The tax benefit allows people to delay paying taxes on profits from stocks or other investments for years. To qualify, they have to direct their untaxed gains into federally certified regions known as opportunity zones. Profits on those investments are then tax-free.

While some money is flowing to poor communities, the most visible impact so far has been to set off a feeding frenzy among the wealthiest Americans. They are poised to reap billions in untaxed profits on high-end apartment buildings and hotels in trendy neighborhoods, storage facilities that employ only a handful of workers or student housing in bustling college towns.

Among those investing in opportunity zones: Mark Cuban, the billionaire owner of the Dallas Mavericks basketball team; Leon Cooperman, a hedge fund manager; Sidney Kohl, one of the developers of the department store chain; and Richard Forman, the former owner of the Forman Mills chain of clothing stores. Big banks like JPMorgan Chase and Goldman Sachs are getting into the mix, too.

Here are four high-profile beneficiaries of the tax break who have personal or professional connections to Mr. Trump.

A hotel in New Orleans

Anthony Scaramucci

The former White House communications director runs an investment company, SkyBridge Capital, that is using the opportunity-zone program to help build a new hotel, outfitted with an opulent restaurant and a rooftop pool, in the trendy Warehouse District of New Orleans.

Skybridge has raised more than $50 million from outside investors, and most of it is being used to help finance the hotel, which will likely be the first of numerous opportunity-zone projects financed by SkyBridge, according to Brett S. Messing, the company’s president.

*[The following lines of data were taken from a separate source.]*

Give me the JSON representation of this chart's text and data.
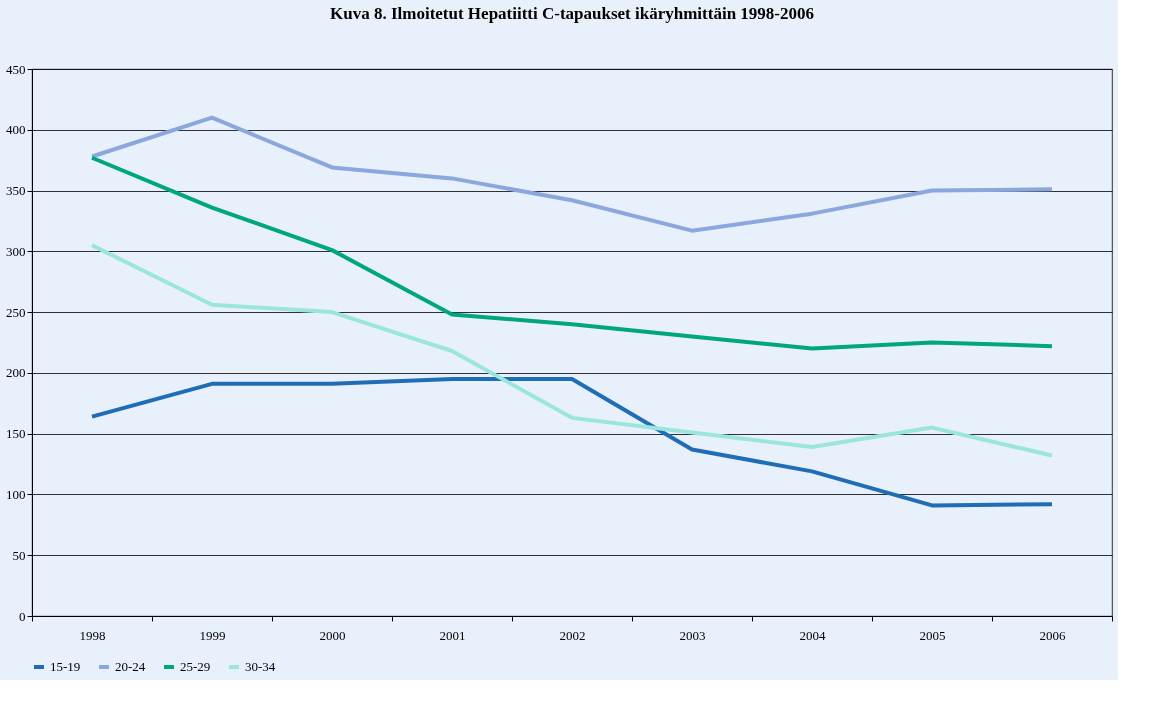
{
  "chart_data": {
    "type": "line",
    "title": "Kuva 8. Ilmoitetut Hepatiitti C-tapaukset ikäryhmittäin 1998-2006",
    "categories": [
      "1998",
      "1999",
      "2000",
      "2001",
      "2002",
      "2003",
      "2004",
      "2005",
      "2006"
    ],
    "series": [
      {
        "name": "15-19",
        "color": "#1f6db5",
        "values": [
          164,
          191,
          191,
          195,
          195,
          137,
          119,
          91,
          92
        ]
      },
      {
        "name": "20-24",
        "color": "#8aa8dc",
        "values": [
          378,
          410,
          369,
          360,
          342,
          317,
          331,
          350,
          351
        ]
      },
      {
        "name": "25-29",
        "color": "#00a67c",
        "values": [
          377,
          336,
          301,
          248,
          240,
          230,
          220,
          225,
          222
        ]
      },
      {
        "name": "30-34",
        "color": "#9be6dc",
        "values": [
          305,
          256,
          250,
          218,
          163,
          151,
          139,
          155,
          132
        ]
      }
    ],
    "ylim": [
      0,
      450
    ],
    "yticks": [
      0,
      50,
      100,
      150,
      200,
      250,
      300,
      350,
      400,
      450
    ],
    "grid": "y",
    "legend": "bottom",
    "marker": "none",
    "line_style": "solid"
  }
}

Most of the money for this opportunity zone fund, Mr. Messing said, has come from about 50 different investors, who have sold houses or have cashed out on profits from private equity investments or hedge funds.

A luxury community in Miami

Richard LeFrak

Mr. LeFrak, a longtime confidante of Mr. Trump’s and a major campaign donor, is building a sprawling luxury residential community in the middle of an opportunity zone in Miami, though it’s unclear how much of the development’s funding will end up being tax-advantaged.

In an opportunity zone in Miami, Mr. LeFrak, who donated nearly $500,000 to Mr. Trump’s campaign and inauguration and is personally close to the president, is working with a Florida partner on a 183-acre project that is to include 12 residential towers and about 500,000 square feet of retail and commercial space.

“We are still evaluating it at this point,” said Daniel Salas, general counsel for the project, in an interview this summer.
Stu Loeser, a spokesman for Mr. LeFrak, said the company’s “analysis so far finds that the program wouldn’t work for more than 90 percent of the project.”

A Miami High rise

The Kushners

Jared Kushner’s family company owns or is in the process of buying at least a dozen properties in New York, New Jersey and Florida that are in opportunity zones. That includes a pair in Miami, where Kushner Companies plans to build a 393-apartment luxury high rise with sweeping views of Biscayne Bay, according to a company presentation for potential investors.

“Kushner Companies is considering the option of accessing opportunity zone funds,” the company said in a statement, but it added that the Miami project likely will not use them.

In addition, Cadre, an investment company co-founded by Mr. Kushner and his brother, Joshua, is raising hundreds of millions of dollars that it hopes to use on opportunity-zone projects.

An Apartment Building in New Jersey

Chris Christie

Mr. Christie, the former governor of New Jersey and a one-time adviser to Mr. Trump, has raised money for opportunity-zone investments, including an apartment building in Hackensack, N.J., and a self-storage center in Connecticut.